Brain image registration and deformation

Hi,

I’m working on longitudinal brain registeration throughout the Alzheimer’s disease. I am using strucstral MR images (mostly T1). I am trying to perform rigid body transformation and then calculate the deformation gradient of different regions in the brain, longitudinally.

I wanted to know which software is better suited for doing this job. I know that ANTS and ITK are widely used to do the registration, but someone suggested since my work would be longitudinal SPM 12 would be a better fit, since it is more used in time dependant analysis of the brain in fMRI.
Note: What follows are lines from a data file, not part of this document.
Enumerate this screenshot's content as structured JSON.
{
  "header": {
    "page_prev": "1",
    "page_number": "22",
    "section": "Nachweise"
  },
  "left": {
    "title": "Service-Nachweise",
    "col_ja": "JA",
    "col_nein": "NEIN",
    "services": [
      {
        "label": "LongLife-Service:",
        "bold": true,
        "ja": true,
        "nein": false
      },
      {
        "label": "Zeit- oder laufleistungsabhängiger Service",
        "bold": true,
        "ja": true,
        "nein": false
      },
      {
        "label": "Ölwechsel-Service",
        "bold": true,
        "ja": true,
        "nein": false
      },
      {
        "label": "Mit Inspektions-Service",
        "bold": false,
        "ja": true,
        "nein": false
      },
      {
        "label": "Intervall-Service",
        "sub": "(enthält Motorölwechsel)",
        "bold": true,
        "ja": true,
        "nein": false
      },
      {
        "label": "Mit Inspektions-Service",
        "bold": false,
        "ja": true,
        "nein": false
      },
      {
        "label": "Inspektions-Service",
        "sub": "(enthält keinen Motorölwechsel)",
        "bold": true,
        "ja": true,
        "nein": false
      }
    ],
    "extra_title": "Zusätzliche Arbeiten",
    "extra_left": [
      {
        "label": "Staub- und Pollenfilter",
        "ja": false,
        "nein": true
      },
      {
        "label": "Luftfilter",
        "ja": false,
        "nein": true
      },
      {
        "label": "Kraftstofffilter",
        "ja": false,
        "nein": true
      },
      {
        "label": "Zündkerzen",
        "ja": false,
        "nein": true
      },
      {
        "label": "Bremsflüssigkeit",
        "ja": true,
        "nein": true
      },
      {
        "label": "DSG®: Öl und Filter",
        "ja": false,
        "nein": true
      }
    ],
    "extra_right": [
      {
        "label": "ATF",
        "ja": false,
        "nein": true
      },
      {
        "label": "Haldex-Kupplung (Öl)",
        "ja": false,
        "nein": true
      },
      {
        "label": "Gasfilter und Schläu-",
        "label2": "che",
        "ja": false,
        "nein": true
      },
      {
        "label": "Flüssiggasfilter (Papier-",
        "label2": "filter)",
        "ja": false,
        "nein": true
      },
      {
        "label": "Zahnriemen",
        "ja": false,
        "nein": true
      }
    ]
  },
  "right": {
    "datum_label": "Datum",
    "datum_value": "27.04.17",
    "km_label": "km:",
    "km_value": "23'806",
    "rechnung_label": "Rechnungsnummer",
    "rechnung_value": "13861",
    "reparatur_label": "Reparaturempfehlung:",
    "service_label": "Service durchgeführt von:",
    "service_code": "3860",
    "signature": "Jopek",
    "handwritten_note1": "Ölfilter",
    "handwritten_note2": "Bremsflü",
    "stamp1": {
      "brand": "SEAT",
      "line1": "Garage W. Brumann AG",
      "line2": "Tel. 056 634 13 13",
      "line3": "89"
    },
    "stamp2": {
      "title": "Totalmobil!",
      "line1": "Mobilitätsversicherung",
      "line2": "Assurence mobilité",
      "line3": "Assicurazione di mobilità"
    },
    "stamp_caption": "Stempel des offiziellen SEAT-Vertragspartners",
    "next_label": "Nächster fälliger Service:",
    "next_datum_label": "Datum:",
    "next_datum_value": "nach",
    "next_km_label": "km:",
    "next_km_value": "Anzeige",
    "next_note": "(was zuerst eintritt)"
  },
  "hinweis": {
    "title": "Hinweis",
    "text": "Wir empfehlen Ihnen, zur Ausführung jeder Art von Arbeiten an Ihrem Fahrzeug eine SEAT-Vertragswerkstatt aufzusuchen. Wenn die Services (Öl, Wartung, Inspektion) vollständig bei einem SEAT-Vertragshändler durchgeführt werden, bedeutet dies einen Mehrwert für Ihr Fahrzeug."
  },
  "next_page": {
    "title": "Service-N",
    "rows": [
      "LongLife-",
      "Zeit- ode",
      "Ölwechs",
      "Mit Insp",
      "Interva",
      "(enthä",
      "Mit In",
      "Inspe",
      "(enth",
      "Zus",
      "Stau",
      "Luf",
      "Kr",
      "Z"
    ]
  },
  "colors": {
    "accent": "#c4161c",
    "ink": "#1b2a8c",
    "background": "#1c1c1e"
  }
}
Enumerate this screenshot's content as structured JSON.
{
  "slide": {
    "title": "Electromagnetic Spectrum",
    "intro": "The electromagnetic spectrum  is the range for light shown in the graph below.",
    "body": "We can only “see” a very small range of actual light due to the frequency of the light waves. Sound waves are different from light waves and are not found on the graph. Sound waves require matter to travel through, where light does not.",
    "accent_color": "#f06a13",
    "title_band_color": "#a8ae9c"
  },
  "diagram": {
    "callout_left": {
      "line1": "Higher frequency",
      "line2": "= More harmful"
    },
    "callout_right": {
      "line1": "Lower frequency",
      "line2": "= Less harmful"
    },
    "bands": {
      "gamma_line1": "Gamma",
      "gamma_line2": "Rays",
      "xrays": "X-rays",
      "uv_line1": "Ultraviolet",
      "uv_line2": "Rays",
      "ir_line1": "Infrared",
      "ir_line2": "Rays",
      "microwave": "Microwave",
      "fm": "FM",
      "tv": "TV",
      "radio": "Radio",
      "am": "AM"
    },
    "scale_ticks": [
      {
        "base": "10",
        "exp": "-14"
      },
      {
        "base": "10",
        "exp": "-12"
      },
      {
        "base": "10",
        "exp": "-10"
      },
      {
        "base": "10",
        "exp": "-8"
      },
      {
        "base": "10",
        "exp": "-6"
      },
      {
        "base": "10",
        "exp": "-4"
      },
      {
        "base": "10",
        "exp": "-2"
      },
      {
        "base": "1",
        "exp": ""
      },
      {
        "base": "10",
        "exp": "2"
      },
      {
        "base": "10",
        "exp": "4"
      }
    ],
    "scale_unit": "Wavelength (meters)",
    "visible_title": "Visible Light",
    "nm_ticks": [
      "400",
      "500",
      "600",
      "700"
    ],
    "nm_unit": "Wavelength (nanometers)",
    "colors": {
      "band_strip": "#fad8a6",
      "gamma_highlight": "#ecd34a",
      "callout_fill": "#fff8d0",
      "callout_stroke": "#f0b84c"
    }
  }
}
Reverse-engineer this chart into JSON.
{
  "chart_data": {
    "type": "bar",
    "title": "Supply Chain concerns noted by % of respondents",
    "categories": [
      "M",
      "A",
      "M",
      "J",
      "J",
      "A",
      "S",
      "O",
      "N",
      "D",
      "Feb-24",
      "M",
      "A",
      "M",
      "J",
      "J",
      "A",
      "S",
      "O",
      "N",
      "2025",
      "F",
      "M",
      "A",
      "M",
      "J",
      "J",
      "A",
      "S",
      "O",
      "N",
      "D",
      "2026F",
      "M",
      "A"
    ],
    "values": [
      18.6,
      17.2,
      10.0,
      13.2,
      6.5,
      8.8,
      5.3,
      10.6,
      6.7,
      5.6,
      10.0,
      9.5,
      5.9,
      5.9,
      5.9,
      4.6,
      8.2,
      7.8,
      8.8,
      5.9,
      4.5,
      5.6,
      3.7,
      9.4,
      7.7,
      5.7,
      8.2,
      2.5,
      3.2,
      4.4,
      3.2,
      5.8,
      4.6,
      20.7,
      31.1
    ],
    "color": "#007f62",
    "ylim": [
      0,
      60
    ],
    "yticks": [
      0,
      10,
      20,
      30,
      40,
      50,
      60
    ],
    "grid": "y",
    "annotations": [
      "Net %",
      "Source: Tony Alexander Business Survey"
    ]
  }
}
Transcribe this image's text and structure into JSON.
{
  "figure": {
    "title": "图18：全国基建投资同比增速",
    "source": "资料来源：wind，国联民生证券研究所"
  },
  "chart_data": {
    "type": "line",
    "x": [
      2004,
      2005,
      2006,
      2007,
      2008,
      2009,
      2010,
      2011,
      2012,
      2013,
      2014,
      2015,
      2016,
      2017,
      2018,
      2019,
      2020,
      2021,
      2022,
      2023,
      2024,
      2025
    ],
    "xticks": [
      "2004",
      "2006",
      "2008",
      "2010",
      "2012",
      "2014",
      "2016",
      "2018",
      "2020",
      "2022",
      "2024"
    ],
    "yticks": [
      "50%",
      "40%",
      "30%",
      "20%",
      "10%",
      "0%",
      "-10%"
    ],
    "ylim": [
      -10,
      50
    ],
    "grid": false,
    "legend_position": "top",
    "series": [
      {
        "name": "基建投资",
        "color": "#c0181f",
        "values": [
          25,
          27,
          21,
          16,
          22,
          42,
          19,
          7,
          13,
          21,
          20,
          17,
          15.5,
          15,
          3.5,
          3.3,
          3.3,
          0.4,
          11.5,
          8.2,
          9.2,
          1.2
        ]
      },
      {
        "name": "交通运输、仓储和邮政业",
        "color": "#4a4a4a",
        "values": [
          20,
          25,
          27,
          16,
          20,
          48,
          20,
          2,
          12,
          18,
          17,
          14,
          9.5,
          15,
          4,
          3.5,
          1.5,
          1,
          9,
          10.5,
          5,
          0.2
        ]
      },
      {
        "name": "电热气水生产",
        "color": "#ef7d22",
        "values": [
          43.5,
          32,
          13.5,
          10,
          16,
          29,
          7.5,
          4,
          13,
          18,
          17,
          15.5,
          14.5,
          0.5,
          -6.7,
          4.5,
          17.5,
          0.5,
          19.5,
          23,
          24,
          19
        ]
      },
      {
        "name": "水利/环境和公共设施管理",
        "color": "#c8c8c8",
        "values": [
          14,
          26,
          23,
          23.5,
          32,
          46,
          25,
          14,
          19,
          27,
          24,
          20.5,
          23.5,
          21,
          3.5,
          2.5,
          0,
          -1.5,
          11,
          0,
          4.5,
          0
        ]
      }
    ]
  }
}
I am reading a lot of material on this topic but depending on who I’m asking and which community of neuroimaging I am referring the answer is different. So my question is whether I should use combination of ITK and ANTS or SPM and Imregdemons?

Thanks,
Shima

cc:
@oren_civier

For rigid body alignment all tools should work well as long as they get a good starting estimate. Rigid body registration is very constrained, so the opportunity for subtle local errors is small. If the algorithm has a poor starting estimate, these algorithms will fail catastrophically, and you can see that easily with visual inspection of the results. If they have a good starting estimate, one will get a virtuous cycle of the algorithm homing in on a good solution (within the limits of the method).

When we first acquire MRI scans, the origin of the image will be the scanner isocenter, and the world coordinates will be with respect to the scanner bore. Therefore, you get a lot of variability depending on how the individual was positioned in the head coil. You may want to consider a method that uses center of mass and other heuristics to set the origin and alignment to roughly match MNI space. As an example, consider my setOrigin scripts. This will provide nice alignment for other methods.

Using rigid body coregistration will align multiple images from the same individual well. You can then look at non-linear deformations across those images to understand atrophy. However, those comparisons will only be in the individuals space, and make group inference a bit trickier.

For doing longitudinal group studies like this, you might want to look at more aggressive non-linear deformations that align images from different individuals to standard space while modulating the tissue for the amount of deformation applied (in other words, if an individuals corpus callous had to be dilated to have an average size, each voxel in this region has less white matter, just like the way the surface of a balloon gets thinner as it is inflated).

The nonlinear normalization of ANTS, SPM, AFNI can do a terrific job fitting local differences, but they can also create very subtle and hard to detect errors. In my experience, they all do a pretty good job with healthy young adults with European ancestry. However, you need to be very wary of using them images from older adults, individuals with wide diploid spaces, individuals with post-bregmatic depression, etc. Since the ADNI dataset includes a diverse range of individuals who are older, you will want to be very careful pursuing a non-linear approach. Since I work with stroke in a diverse population, I have spent a lot of time developing in house solutions. However, the widely available tool that has impressed me the most is CAT. I have seen CAT do a terrific job on images that confound the standard SPM routines.